Applicable Scenarios:

  • Audio content creation and post-production
  • Multilingual media production
  • Speech material restoration and enhancement
  • Interactive speech application development

Frequently Asked Questions (FAQ)

What unique advantages does Ming-UniAudio have compared to other speech models?
Ming-UniAudio is the first framework unifying speech understanding, generation, and editing, using a unified continuous tokenizer to avoid representation inconsistencies between traditional understanding and generation tasks, while pioneering timestamp-free free-form speech editing capabilities.

How do I install Ming-UniAudio?
We recommend using Docker installation via docker pull yongjielv/ming_uniaudio:v1.1 to get pre-built images, or building from source. pip installation is also available but requires manual dependency configuration.
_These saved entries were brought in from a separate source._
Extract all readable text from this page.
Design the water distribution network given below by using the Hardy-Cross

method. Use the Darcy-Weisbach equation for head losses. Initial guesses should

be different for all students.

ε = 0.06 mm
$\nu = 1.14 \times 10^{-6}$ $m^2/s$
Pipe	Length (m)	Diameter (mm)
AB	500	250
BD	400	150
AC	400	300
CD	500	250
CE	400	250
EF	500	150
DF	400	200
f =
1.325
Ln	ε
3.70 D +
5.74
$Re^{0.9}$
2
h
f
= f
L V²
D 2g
What speech editing tasks does Ming-UniAudio support?
It supports comprehensive semantic editing (insertion, replacement, deletion) and acoustic editing (dialect conversion, speed adjustment, pitch changes, volume control, noise reduction, background music addition, emotion conversion, etc.), all accomplished through natural language instructions.

What are the hardware requirements for the model?
Requires NVIDIA GPU (H800-80GB or H20-96G recommended), CUDA 12.4, and sufficient memory support. Resource allocation can be adjusted during inference based on task complexity.

Does it support custom training?
Yes, the project has open-sourced the supervised fine-tuning module, supporting both full-parameter and LoRA training approaches, allowing users to further optimize model performance with domain-specific data.

How does performance differ between Chinese and English processing?
Performance is generally comparable across most tasks, but Chinese support is more comprehensive in dialect processing, with particularly outstanding performance in conversions between Mandarin and various regional dialects.

How can I achieve the best editing results?
Provide clear editing instructions, explicitly specify edit positions and content, use high-quality input audio, and avoid attempting overly complex multi-round edits in a single pass.

Does it support real-time speech processing?
The current version is primarily optimized for offline processing, but near-real-time processing can be achieved through appropriate engineering optimizations, with specific performance depending on hardware configuration and task complexity.